Later we had a bit of shopping to do, and she let me wear some things under my “boy clothes”. I kept my tights, corset, bra, and breast forms on under my men’s sweater and jeans. With my winter coat she felt I was plenty presentable and that “probably no one would notice”. Even if they did, she said they’d just assume they were “man boobs”, which made her laugh. Shopping went fine.

At bedtime my wife announced that I needed some “equestrian training”, which is a euphemism for a ride on her “pony”. I went up to our bedroom and prepared.

I retrieved the “saddle” she had me construct some weeks ago and installed it. The result was a thick, black, very textured, cock-shaped dildo protruding up from the seat of her horseback-ride simulation exercise machine. By the time she arrived, the “pony’s cock” was lubed and I was naked.

She told me to “mount up”. I got into position and gingerly lowered myself, groaning as the dildo stretched my anus and pushed deep into me. My wife, meanwhile, was disrobing. She removed a pad from her panties and rubbed it under my nose. “I’ve been wearing these all day, just waiting to do this.” She had me hold it in my mouth so I would continue to smell her juices, which really turns me on.

Then she got onto our bed and, facing me, spread her legs wide. “Are you ready for some riding practice?” she asked. I meekly responded past her pad which I was still holding between my teeth: “Yes, Mistress.” She told me to go ahead then, and I turned it on the slowest speed. The seat started gyrating, and her pony began to slowly fuck me. Meanwhile she started playing with her pussy about 6 feet away from me.

At first tiny (her name for my cock) was hard, and I was really aroused to see her put on a pussy show for me while smelling her. She had me increase the intensity, spending some time on the two medium settings, then eventually the fast setting. The anal pounding her pony was giving me felt unusually intense tonight — too intense to stay arousing.

Tiny didn’t stay hard, so she came over and tried to help by stimulating my nipples. Even that didn’t help, and tiny was limp and flopping around as the seat bucked underneath me. She held my soft cock in her hand. “What’s wrong with tiny?” she asked rhetorically. “It’s so sad, pitiful really. Look at how small and soft it is. Certainly not capable of pleasure anyone. Good only for being locked up, right?”. I gasped “Yes, Ma’am” as the pony continued reaming me.

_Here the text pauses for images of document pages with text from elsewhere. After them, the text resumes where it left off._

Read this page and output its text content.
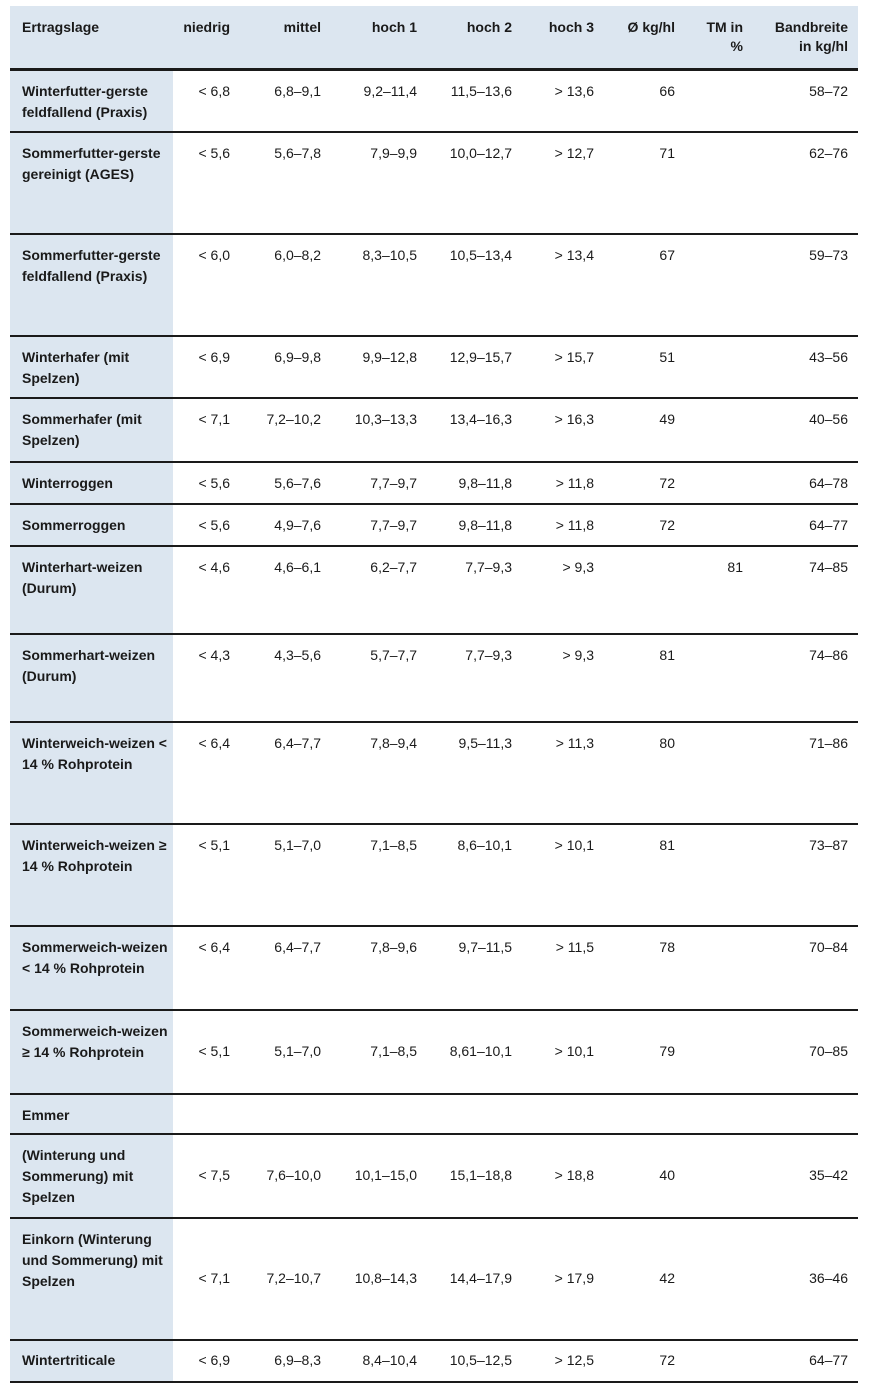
Ertragslage	niedrig	mittel	hoch 1	hoch 2	hoch 3	Ø kg/hl	TM in %	Bandbreite in kg/hl
Winterfutter-gerste feldfallend (Praxis)	< 6,8	6,8–9,1	9,2–11,4	11,5–13,6	> 13,6	66		58–72
Sommerfutter-gerste gereinigt (AGES)	< 5,6	5,6–7,8	7,9–9,9	10,0–12,7	> 12,7	71		62–76
Sommerfutter-gerste feldfallend (Praxis)	< 6,0	6,0–8,2	8,3–10,5	10,5–13,4	> 13,4	67		59–73
Winterhafer (mit Spelzen)	< 6,9	6,9–9,8	9,9–12,8	12,9–15,7	> 15,7	51		43–56
Sommerhafer (mit Spelzen)	< 7,1	7,2–10,2	10,3–13,3	13,4–16,3	> 16,3	49		40–56
Winterroggen	< 5,6	5,6–7,6	7,7–9,7	9,8–11,8	> 11,8	72		64–78
Sommerroggen	< 5,6	4,9–7,6	7,7–9,7	9,8–11,8	> 11,8	72		64–77
Winterhart-weizen (Durum)	< 4,6	4,6–6,1	6,2–7,7	7,7–9,3	> 9,3		81	74–85
Sommerhart-weizen (Durum)	< 4,3	4,3–5,6	5,7–7,7	7,7–9,3	> 9,3	81		74–86
Winterweich-weizen < 14 % Rohprotein	< 6,4	6,4–7,7	7,8–9,4	9,5–11,3	> 11,3	80		71–86
Winterweich-weizen ≥ 14 % Rohprotein	< 5,1	5,1–7,0	7,1–8,5	8,6–10,1	> 10,1	81		73–87
Sommerweich-weizen < 14 % Rohprotein	< 6,4	6,4–7,7	7,8–9,6	9,7–11,5	> 11,5	78		70–84
Sommerweich-weizen ≥ 14 % Rohprotein	< 5,1	5,1–7,0	7,1–8,5	8,61–10,1	> 10,1	79		70–85
Emmer								
(Winterung und Sommerung) mit Spelzen	< 7,5	7,6–10,0	10,1–15,0	15,1–18,8	> 18,8	40		35–42
Einkorn (Winterung und Sommerung) mit Spelzen	< 7,1	7,2–10,7	10,8–14,3	14,4–17,9	> 17,9	42		36–46
Wintertriticale	< 6,9	6,9–8,3	8,4–10,4	10,5–12,5	> 12,5	72		64–77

It wasn’t long before she ended my training and had me clean up. I realized later that I had used some different lube, and probably not enough, which may have contributed to the discomfort. I was also tired. But it did make me wonder if I might really be losing some ability to stay erect. I wondered if maybe I was mind- fucking myself into impotence by worrying about becoming impotent.

I shared with her later about the lube issue, and she suggested maybe we should try using Ben Gay instead. I begged her not to – I’m just a little terrified about how that would feel.

PA lock

PA lock

Here’s some exciting news! I finally was able to place the order for the PA lock (shown here).  It’s coming from Germany, so it may arrive a week or so after the JailBird (which is due to arrive any day now!).

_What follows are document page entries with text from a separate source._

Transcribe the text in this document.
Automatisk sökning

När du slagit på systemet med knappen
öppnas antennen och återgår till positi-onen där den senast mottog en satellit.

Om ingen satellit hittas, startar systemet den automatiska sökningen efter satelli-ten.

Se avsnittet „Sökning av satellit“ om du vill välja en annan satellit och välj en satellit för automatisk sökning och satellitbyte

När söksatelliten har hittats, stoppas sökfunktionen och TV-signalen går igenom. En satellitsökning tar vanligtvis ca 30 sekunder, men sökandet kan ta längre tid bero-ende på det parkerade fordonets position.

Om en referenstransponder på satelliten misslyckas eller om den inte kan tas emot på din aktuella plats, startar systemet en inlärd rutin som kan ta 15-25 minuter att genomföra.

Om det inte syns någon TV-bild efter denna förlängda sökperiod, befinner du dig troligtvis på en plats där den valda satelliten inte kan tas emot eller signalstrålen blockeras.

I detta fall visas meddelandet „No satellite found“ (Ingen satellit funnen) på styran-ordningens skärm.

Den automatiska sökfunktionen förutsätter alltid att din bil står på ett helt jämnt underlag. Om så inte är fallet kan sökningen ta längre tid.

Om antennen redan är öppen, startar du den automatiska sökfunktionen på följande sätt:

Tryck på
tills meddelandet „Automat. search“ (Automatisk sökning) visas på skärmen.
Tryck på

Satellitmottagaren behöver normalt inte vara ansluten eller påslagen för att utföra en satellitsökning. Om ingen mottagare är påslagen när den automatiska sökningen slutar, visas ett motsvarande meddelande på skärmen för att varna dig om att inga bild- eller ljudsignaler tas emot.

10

I also ordered an emergency key box. They’re not that easy to find, so I’ve added two KeySure suppliers to my Chastity Vendors links. This is a plastic box that snap-locks together and cannot be opened without breaking it. They are inexpensive and perfect for chastity keys that are only to be used only case of an actual (non-sexual) emergency.

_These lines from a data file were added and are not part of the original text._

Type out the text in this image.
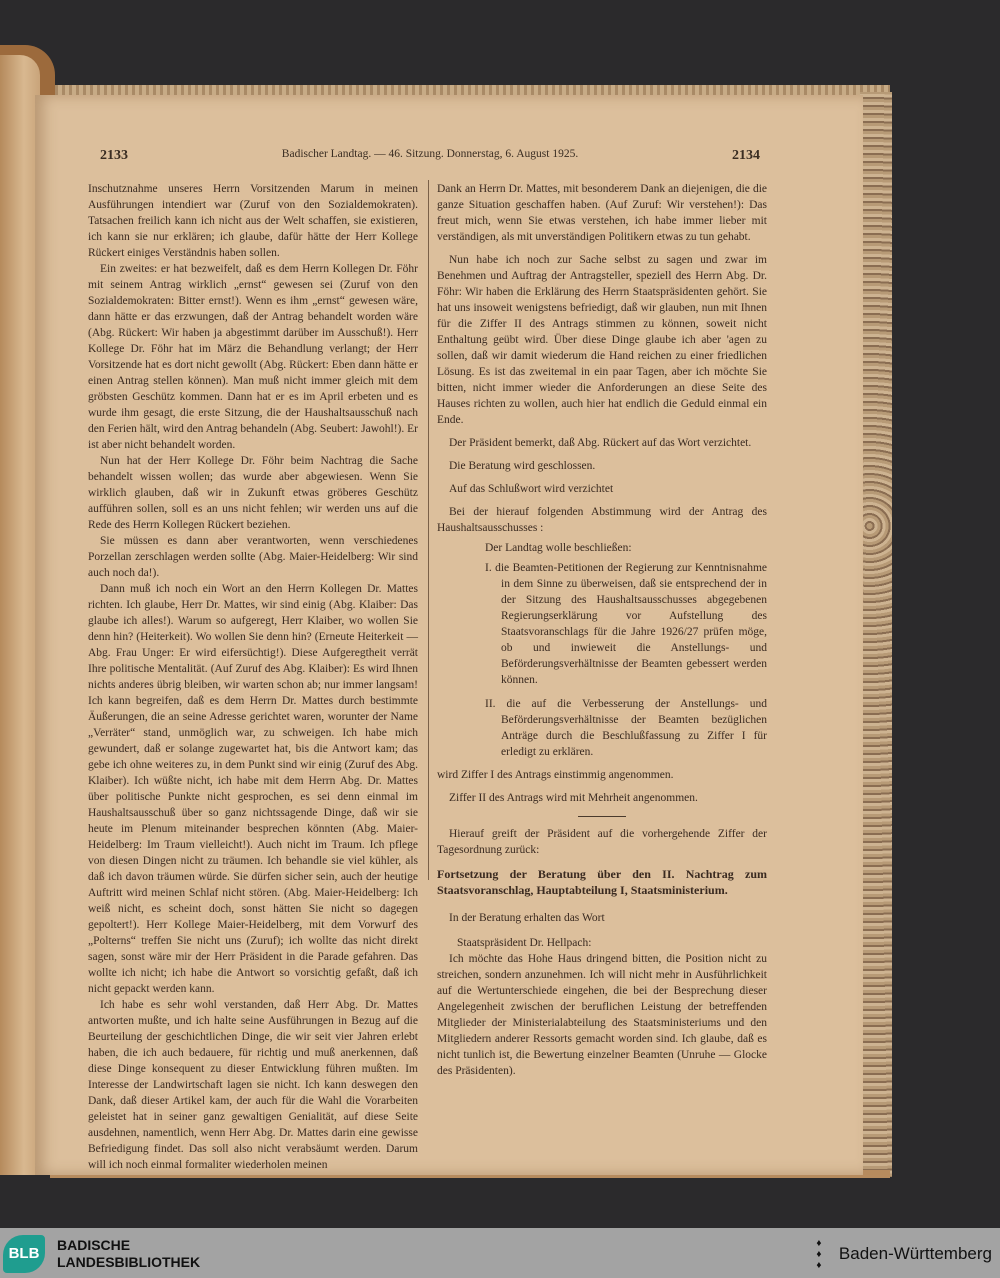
2133	Badischer Landtag. — 46. Sitzung. Donnerstag, 6. August 1925.	2134

Inschutznahme unseres Herrn Vorsitzenden Marum in meinen Ausführungen intendiert war (Zuruf von den Sozialdemokraten). Tatsachen freilich kann ich nicht aus der Welt schaffen, sie existieren, ich kann sie nur erklären; ich glaube, dafür hätte der Herr Kollege Rückert einiges Verständnis haben sollen.

Ein zweites: er hat bezweifelt, daß es dem Herrn Kollegen Dr. Föhr mit seinem Antrag wirklich „ernst“ gewesen sei (Zuruf von den Sozialdemokraten: Bitter ernst!). Wenn es ihm „ernst“ gewesen wäre, dann hätte er das erzwungen, daß der Antrag behandelt worden wäre (Abg. Rückert: Wir haben ja abgestimmt darüber im Ausschuß!). Herr Kollege Dr. Föhr hat im März die Behandlung verlangt; der Herr Vorsitzende hat es dort nicht gewollt (Abg. Rückert: Eben dann hätte er einen Antrag stellen können). Man muß nicht immer gleich mit dem gröbsten Geschütz kommen. Dann hat er es im April erbeten und es wurde ihm gesagt, die erste Sitzung, die der Haushaltsausschuß nach den Ferien hält, wird den Antrag behandeln (Abg. Seubert: Jawohl!). Er ist aber nicht behandelt worden.

Nun hat der Herr Kollege Dr. Föhr beim Nachtrag die Sache behandelt wissen wollen; das wurde aber abgewiesen. Wenn Sie wirklich glauben, daß wir in Zukunft etwas gröberes Geschütz aufführen sollen, soll es an uns nicht fehlen; wir werden uns auf die Rede des Herrn Kollegen Rückert beziehen.

Sie müssen es dann aber verantworten, wenn verschiedenes Porzellan zerschlagen werden sollte (Abg. Maier-Heidelberg: Wir sind auch noch da!).

Dann muß ich noch ein Wort an den Herrn Kollegen Dr. Mattes richten. Ich glaube, Herr Dr. Mattes, wir sind einig (Abg. Klaiber: Das glaube ich alles!). Warum so aufgeregt, Herr Klaiber, wo wollen Sie denn hin? (Heiterkeit). Wo wollen Sie denn hin? (Erneute Heiterkeit — Abg. Frau Unger: Er wird eifersüchtig!). Diese Aufgeregtheit verrät Ihre politische Mentalität. (Auf Zuruf des Abg. Klaiber): Es wird Ihnen nichts anderes übrig bleiben, wir warten schon ab; nur immer langsam! Ich kann begreifen, daß es dem Herrn Dr. Mattes durch bestimmte Äußerungen, die an seine Adresse gerichtet waren, worunter der Name „Verräter“ stand, unmöglich war, zu schweigen. Ich habe mich gewundert, daß er solange zugewartet hat, bis die Antwort kam; das gebe ich ohne weiteres zu, in dem Punkt sind wir einig (Zuruf des Abg. Klaiber). Ich wüßte nicht, ich habe mit dem Herrn Abg. Dr. Mattes über politische Punkte nicht gesprochen, es sei denn einmal im Haushaltsausschuß über so ganz nichtssagende Dinge, daß wir sie heute im Plenum miteinander besprechen könnten (Abg. Maier-Heidelberg: Im Traum vielleicht!). Auch nicht im Traum. Ich pflege von diesen Dingen nicht zu träumen. Ich behandle sie viel kühler, als daß ich davon träumen würde. Sie dürfen sicher sein, auch der heutige Auftritt wird meinen Schlaf nicht stören. (Abg. Maier-Heidelberg: Ich weiß nicht, es scheint doch, sonst hätten Sie nicht so dagegen gepoltert!). Herr Kollege Maier-Heidelberg, mit dem Vorwurf des „Polterns“ treffen Sie nicht uns (Zuruf); ich wollte das nicht direkt sagen, sonst wäre mir der Herr Präsident in die Parade gefahren. Das wollte ich nicht; ich habe die Antwort so vorsichtig gefaßt, daß ich nicht gepackt werden kann.

Ich habe es sehr wohl verstanden, daß Herr Abg. Dr. Mattes antworten mußte, und ich halte seine Ausführungen in Bezug auf die Beurteilung der geschichtlichen Dinge, die wir seit vier Jahren erlebt haben, die ich auch bedauere, für richtig und muß anerkennen, daß diese Dinge konsequent zu dieser Entwicklung führen mußten. Im Interesse der Landwirtschaft lagen sie nicht. Ich kann deswegen den Dank, daß dieser Artikel kam, der auch für die Wahl die Vorarbeiten geleistet hat in seiner ganz gewaltigen Genialität, auf diese Seite ausdehnen, namentlich, wenn Herr Abg. Dr. Mattes darin eine gewisse Befriedigung findet. Das soll also nicht verabsäumt werden. Darum will ich noch einmal formaliter wiederholen meinen

Dank an Herrn Dr. Mattes, mit besonderem Dank an diejenigen, die die ganze Situation geschaffen haben. (Auf Zuruf: Wir verstehen!): Das freut mich, wenn Sie etwas verstehen, ich habe immer lieber mit verständigen, als mit unverständigen Politikern etwas zu tun gehabt.

Nun habe ich noch zur Sache selbst zu sagen und zwar im Benehmen und Auftrag der Antragsteller, speziell des Herrn Abg. Dr. Föhr: Wir haben die Erklärung des Herrn Staatspräsidenten gehört. Sie hat uns insoweit wenigstens befriedigt, daß wir glauben, nun mit Ihnen für die Ziffer II des Antrags stimmen zu können, soweit nicht Enthaltung geübt wird. Über diese Dinge glaube ich aber 'agen zu sollen, daß wir damit wiederum die Hand reichen zu einer friedlichen Lösung. Es ist das zweitemal in ein paar Tagen, aber ich möchte Sie bitten, nicht immer wieder die Anforderungen an diese Seite des Hauses richten zu wollen, auch hier hat endlich die Geduld einmal ein Ende.

Der Präsident bemerkt, daß Abg. Rückert auf das Wort verzichtet.

Die Beratung wird geschlossen.

Auf das Schlußwort wird verzichtet

Bei der hierauf folgenden Abstimmung wird der Antrag des Haushaltsausschusses :

Der Landtag wolle beschließen:
I. die Beamten-Petitionen der Regierung zur Kenntnisnahme in dem Sinne zu überweisen, daß sie entsprechend der in der Sitzung des Haushaltsausschusses abgegebenen Regierungserklärung vor Aufstellung des Staatsvoranschlags für die Jahre 1926/27 prüfen möge, ob und inwieweit die Anstellungs- und Beförderungsverhältnisse der Beamten gebessert werden können.
II. die auf die Verbesserung der Anstellungs- und Beförderungsverhältnisse der Beamten bezüglichen Anträge durch die Beschlußfassung zu Ziffer I für erledigt zu erklären.

wird Ziffer I des Antrags einstimmig angenommen.

Ziffer II des Antrags wird mit Mehrheit angenommen.

Hierauf greift der Präsident auf die vorhergehende Ziffer der Tagesordnung zurück:

Fortsetzung der Beratung über den II. Nachtrag zum Staatsvoranschlag, Hauptabteilung I, Staatsministerium.

In der Beratung erhalten das Wort

Staatspräsident Dr. Hellpach:

Ich möchte das Hohe Haus dringend bitten, die Position nicht zu streichen, sondern anzunehmen. Ich will nicht mehr in Ausführlichkeit auf die Wertunterschiede eingehen, die bei der Besprechung dieser Angelegenheit zwischen der beruflichen Leistung der betreffenden Mitglieder der Ministerialabteilung des Staatsministeriums und den Mitgliedern anderer Ressorts gemacht worden sind. Ich glaube, daß es nicht tunlich ist, die Bewertung einzelner Beamten (Unruhe — Glocke des Präsidenten).

BLB	BADISCHE
LANDESBIBLIOTHEK
♦
♦
♦
Baden-Württemberg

My wife has a meeting away from home for an hour tonight. She’s mentioned several times leaving me tied up on our bed while she is out, and getting someone to come over and “babysit” me. Turns out she wasn’t able to find anyone for tonight, and she’s not comfortable leaving me unattended and in inescapable bondage. I guess I do appreciate that concern… (sigh)

However, she has recently made contact with another dominant woman online, and has set up a meeting with her so we can all talk and get to know each other. If there seems to be a reasonable fit, my wife said she might invite her over to double-team me, or maybe even use her to “babysit” me when she’s out. Ok, this part is not a mind-fuck, I know she’s serious about this possibility.

Have I mentioned that my wife is bisexual?